Altro dato positivo: nessuno o quasi crede più alla favoletta della democrazia d'esportazione. In Afghanistan la risoluzione dei problemi (ammesso che esista) dovrà passare attaverso il consenso dell'Iran e del Pakistan, se no, niente da fare.
E allora, gli americani? Barbara l'ha detto alla fine, cosa stanno facendo gli americani, sia in Afghanistan che in Iraq: alcune basi militari molto vaste, inattaccabili, da cui non se n'andranno MAI. Al loro posto, farei esattamente la stessa cosa.

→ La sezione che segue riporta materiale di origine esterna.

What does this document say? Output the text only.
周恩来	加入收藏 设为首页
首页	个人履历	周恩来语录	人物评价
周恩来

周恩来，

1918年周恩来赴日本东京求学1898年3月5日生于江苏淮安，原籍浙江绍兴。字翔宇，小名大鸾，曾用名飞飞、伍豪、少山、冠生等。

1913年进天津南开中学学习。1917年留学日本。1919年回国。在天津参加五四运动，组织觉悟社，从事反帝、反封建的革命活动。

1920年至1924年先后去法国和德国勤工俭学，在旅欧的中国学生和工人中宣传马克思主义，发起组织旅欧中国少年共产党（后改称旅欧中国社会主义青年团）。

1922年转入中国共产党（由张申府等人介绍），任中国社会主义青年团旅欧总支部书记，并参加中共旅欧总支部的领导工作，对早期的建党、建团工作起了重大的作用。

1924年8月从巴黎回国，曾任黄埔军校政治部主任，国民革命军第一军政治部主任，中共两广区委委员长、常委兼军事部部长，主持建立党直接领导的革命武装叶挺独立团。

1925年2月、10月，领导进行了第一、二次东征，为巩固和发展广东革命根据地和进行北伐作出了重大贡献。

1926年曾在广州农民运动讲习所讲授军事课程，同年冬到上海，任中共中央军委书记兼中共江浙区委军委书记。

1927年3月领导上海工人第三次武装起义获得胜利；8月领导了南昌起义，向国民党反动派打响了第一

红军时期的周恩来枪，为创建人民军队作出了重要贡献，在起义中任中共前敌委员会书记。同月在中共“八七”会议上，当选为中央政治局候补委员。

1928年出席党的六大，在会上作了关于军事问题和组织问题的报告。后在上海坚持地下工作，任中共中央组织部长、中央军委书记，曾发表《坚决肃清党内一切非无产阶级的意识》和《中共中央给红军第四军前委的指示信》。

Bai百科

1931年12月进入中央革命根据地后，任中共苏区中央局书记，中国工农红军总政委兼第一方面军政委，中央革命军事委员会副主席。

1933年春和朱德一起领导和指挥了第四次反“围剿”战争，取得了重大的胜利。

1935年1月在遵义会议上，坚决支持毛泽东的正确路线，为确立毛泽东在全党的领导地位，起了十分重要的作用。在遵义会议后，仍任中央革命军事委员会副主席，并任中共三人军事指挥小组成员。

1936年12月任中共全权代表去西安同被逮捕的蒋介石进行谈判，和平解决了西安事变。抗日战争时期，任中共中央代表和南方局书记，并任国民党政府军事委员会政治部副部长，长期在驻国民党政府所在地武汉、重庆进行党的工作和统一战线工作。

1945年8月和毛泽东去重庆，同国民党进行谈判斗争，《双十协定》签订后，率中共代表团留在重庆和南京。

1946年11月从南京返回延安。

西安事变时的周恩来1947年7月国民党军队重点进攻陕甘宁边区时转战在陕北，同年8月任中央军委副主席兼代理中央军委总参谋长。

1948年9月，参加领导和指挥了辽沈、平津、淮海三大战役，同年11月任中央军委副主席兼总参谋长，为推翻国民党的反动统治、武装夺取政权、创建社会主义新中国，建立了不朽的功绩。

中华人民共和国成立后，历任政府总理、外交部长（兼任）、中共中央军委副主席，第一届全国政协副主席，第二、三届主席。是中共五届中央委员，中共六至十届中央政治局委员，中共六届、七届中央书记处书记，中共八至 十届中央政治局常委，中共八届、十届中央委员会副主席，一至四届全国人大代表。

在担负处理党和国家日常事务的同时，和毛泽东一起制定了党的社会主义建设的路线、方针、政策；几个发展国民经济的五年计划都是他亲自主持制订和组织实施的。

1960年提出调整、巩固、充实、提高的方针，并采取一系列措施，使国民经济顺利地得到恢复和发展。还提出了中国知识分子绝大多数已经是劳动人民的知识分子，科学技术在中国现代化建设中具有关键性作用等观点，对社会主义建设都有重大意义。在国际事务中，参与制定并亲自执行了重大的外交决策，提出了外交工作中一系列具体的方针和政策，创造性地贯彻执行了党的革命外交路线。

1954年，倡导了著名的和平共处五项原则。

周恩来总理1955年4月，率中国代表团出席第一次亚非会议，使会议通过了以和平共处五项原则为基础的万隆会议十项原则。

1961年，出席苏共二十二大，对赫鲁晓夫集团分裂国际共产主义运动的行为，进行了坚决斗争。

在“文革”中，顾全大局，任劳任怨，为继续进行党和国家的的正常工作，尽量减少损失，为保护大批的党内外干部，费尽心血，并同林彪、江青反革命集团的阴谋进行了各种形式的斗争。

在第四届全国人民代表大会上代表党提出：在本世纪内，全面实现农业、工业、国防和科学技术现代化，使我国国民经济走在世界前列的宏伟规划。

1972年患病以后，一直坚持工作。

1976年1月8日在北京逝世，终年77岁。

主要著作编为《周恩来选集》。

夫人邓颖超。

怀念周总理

Il titolo della conferenza metteva in ballo le elezioni, col prossimo ballottaggio, ma è apparso chiaro che i brogli sono sistematici e che si farà in modo che vinca Karzai contro un oppositore che si atteggia a uno stile gandhiano. Gara dura, in un paese in cui il kalashnikov non si nega a nessuno e in cui le donne vanno benissimo per trasportare munizioni sotto lo chador. La guerra perpetua è nel carattere del paese e degli abitanti, diverse etnie che non si possono soffrire l'una con l'altra.
Un bel mestiere è quello degli autisti e dei traduttori al servizio dei giornalisti. Barbara si è trovata ad averne uno sciita e l'altro sunnita, e doveva ogni tanto mettere pace se no si menavano in macchina. Non sono fatterelli di colore: gli autisti ed i traduttori guadagnano molto, ma in caso di rapimento del giornalista la loro vita vale zero, mentre quella del giornalista vale i soldi che qualcuno pagherà per il riscatto. Credo di aver capito perché quel paese piaccia tanto a Barbara: fuori da Kabul e da qualche altra città, non si piomba nel terzo mondo, ma direttamente nel medioevo, che può avere il suo bello, il suo fascino, le sue regole, mentre il terzo mondo è solo brutto e sregolato. L'atteggiamento della giornalista era di apertura sui casi spesso tragici di persone (quasi sempre donne e bambini) che ha trovato e trova lungo la sua strada. Molto più riservata quando doveva parlare dei soldati italiani, lodati per le loro qualità di socializzazione molto più grande di quella dei tedeschi, francesi, inglesi. Sarà certamente vero, ma oggi, essere in Afghanistan, vuol dire aver concordato precise regole di ingaggio. La modalità di procedere (accordarsi con l'imam locale sulla base delle sue priorità) sarà probabilmente l'unica possibile, ma non vedo cosa c'entri con la democrazia.
Previsioni del tempo: i taliban torneranno al potere, solo che quelli di oggi sono peggio di quelli di qualche anno fa, che distruggevano i campi di papavero. A questi, la droga sta bene. Si stanno dando da fare anche i cinesi, non poteva essere che così. Però l'osservazione più utile l'ho sentita tornando a casa: è vero che l'Afghanistan è sempre stato un crocevia, ma questo era importante quando i mezzi aerei non erano così diffusi. Oggi molto meno, se non c'è di mezzo il petrolio.
Il tribalismo, più etnico che religioso, continuerà. Il dramma è per le donne e per i bambini che, nelle città, stanno sperimentando una vita diversa, senza che qualche marito, stanco della moglie trentenne e con sei figli, la ripudi per adulterio, tagliandole il naso. Abbiamo visto le fotografie delle donne e dei chirurghi che stanno ricostruendo i nasi.
Però non è mai detto: in un'altra foto c'era un afghano che si sta facendo ricco vendendo libri, vecchi, nuovi, tutti i libri che gli capitano fra le mani: prezzi d'affezione: 50 dollari al libro, il mercato tira, chissà. "Imparare a leggere e a scrivere, quella è la strada", così ha concluso Barbara.